Originally Posted by KGBRadioMoskow
In this age of DVR, 'time to inspect' is no longer an issue. You can play, replay, and pause to your hearts content. No speculation needed.
And given the number of people shown both inside the compound and outside it, there looked to be plenty of mouths to feed. And experienced butcher(s) (or many rural farmers, for that matter) can process a fair number of corpses fairly quick. Add in basic meat preservation techniques, and even the quibble requiring a ravenous appetite goes away.
In fact, it makes more sense to slaughter and process as quickly as you can - when getting maximum caloric input is a necessity, feeding an animal to make food is an incredibly wasteful choice. Wasting food on them just to keep them "fresh" until you're ready to eat them is a luxury that cannot be afforded - instead you kill them fairly quick (with some cautionary quarantine time) and process/eat what you can in the moment.
Now there is one part of the scene, IMO, that does fail the inspection assumption. In my experience when a rib cage of an animal is processed for meat, the ribs are not left as an intact group and all still attached to vertebrae. What would be discarded in a refuse pile would thus just be loose bones. But then chalk that up to showbiz decision making, not realism - such a scene wouldn't have had the same unambiguous impact.

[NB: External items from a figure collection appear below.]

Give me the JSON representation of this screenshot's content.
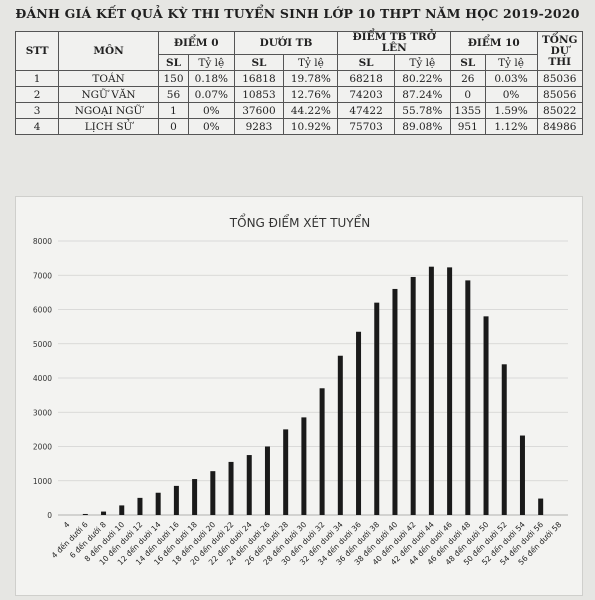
{
  "page_title": "ĐÁNH GIÁ KẾT QUẢ KỲ THI TUYỂN SINH LỚP 10 THPT NĂM HỌC 2019-2020",
  "table": {
    "headers": {
      "stt": "STT",
      "mon": "MÔN",
      "diem0": "ĐIỂM 0",
      "duoi_tb": "DƯỚI TB",
      "tb_tro_len": "ĐIỂM TB TRỞ LÊN",
      "diem10": "ĐIỂM 10",
      "tong": "TỔNG DỰ THI",
      "sl": "SL",
      "ty_le": "Tỷ lệ"
    },
    "rows": [
      {
        "stt": "1",
        "mon": "TOÁN",
        "d0_sl": "150",
        "d0_tl": "0.18%",
        "dtb_sl": "16818",
        "dtb_tl": "19.78%",
        "tb_sl": "68218",
        "tb_tl": "80.22%",
        "d10_sl": "26",
        "d10_tl": "0.03%",
        "tong": "85036"
      },
      {
        "stt": "2",
        "mon": "NGỮ VĂN",
        "d0_sl": "56",
        "d0_tl": "0.07%",
        "dtb_sl": "10853",
        "dtb_tl": "12.76%",
        "tb_sl": "74203",
        "tb_tl": "87.24%",
        "d10_sl": "0",
        "d10_tl": "0%",
        "tong": "85056"
      },
      {
        "stt": "3",
        "mon": "NGOẠI NGỮ",
        "d0_sl": "1",
        "d0_tl": "0%",
        "dtb_sl": "37600",
        "dtb_tl": "44.22%",
        "tb_sl": "47422",
        "tb_tl": "55.78%",
        "d10_sl": "1355",
        "d10_tl": "1.59%",
        "tong": "85022"
      },
      {
        "stt": "4",
        "mon": "LỊCH SỬ",
        "d0_sl": "0",
        "d0_tl": "0%",
        "dtb_sl": "9283",
        "dtb_tl": "10.92%",
        "tb_sl": "75703",
        "tb_tl": "89.08%",
        "d10_sl": "951",
        "d10_tl": "1.12%",
        "tong": "84986"
      }
    ]
  },
  "chart_data": {
    "type": "bar",
    "title": "TỔNG ĐIỂM XÉT TUYỂN",
    "xlabel": "",
    "ylabel": "",
    "ylim": [
      0,
      8000
    ],
    "yticks": [
      0,
      1000,
      2000,
      3000,
      4000,
      5000,
      6000,
      7000,
      8000
    ],
    "grid": true,
    "bar_color": "#1a1a1a",
    "categories": [
      "4",
      "4 đến dưới 6",
      "6 đến dưới 8",
      "8 đến dưới 10",
      "10 đến dưới 12",
      "12 đến dưới 14",
      "14 đến dưới 16",
      "16 đến dưới 18",
      "18 đến dưới 20",
      "20 đến dưới 22",
      "22 đến dưới 24",
      "24 đến dưới 26",
      "26 đến dưới 28",
      "28 đến dưới 30",
      "30 đến dưới 32",
      "32 đến dưới 34",
      "34 đến dưới 36",
      "36 đến dưới 38",
      "38 đến dưới 40",
      "40 đến dưới 42",
      "42 đến dưới 44",
      "44 đến dưới 46",
      "46 đến dưới 48",
      "48 đến dưới 50",
      "50 đến dưới 52",
      "52 đến dưới 54",
      "54 đến dưới 56",
      "56 đến dưới 58"
    ],
    "values": [
      0,
      30,
      100,
      280,
      500,
      650,
      850,
      1050,
      1280,
      1550,
      1750,
      2000,
      2500,
      2850,
      3700,
      4650,
      5350,
      6200,
      6600,
      6950,
      7250,
      7230,
      6850,
      5800,
      4400,
      2320,
      480,
      0
    ]
  }
}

An experienced butcher in this day in age is still largely dependent upon electricity, and there's seemingly not much of that going around. The refrigeration alone... Or a simpler explanation is that they could be feeding the zombies that are conspicuously absent from the perimeter. They probably have them all in a subbasement.
The thing to me that makes this whole enterprise unrealistic is that you could convince more than a handful of people that eating people is okay in an environment where food can be grown, game can be hunted, and there are still houses left to be scavenged from. I don't buy it.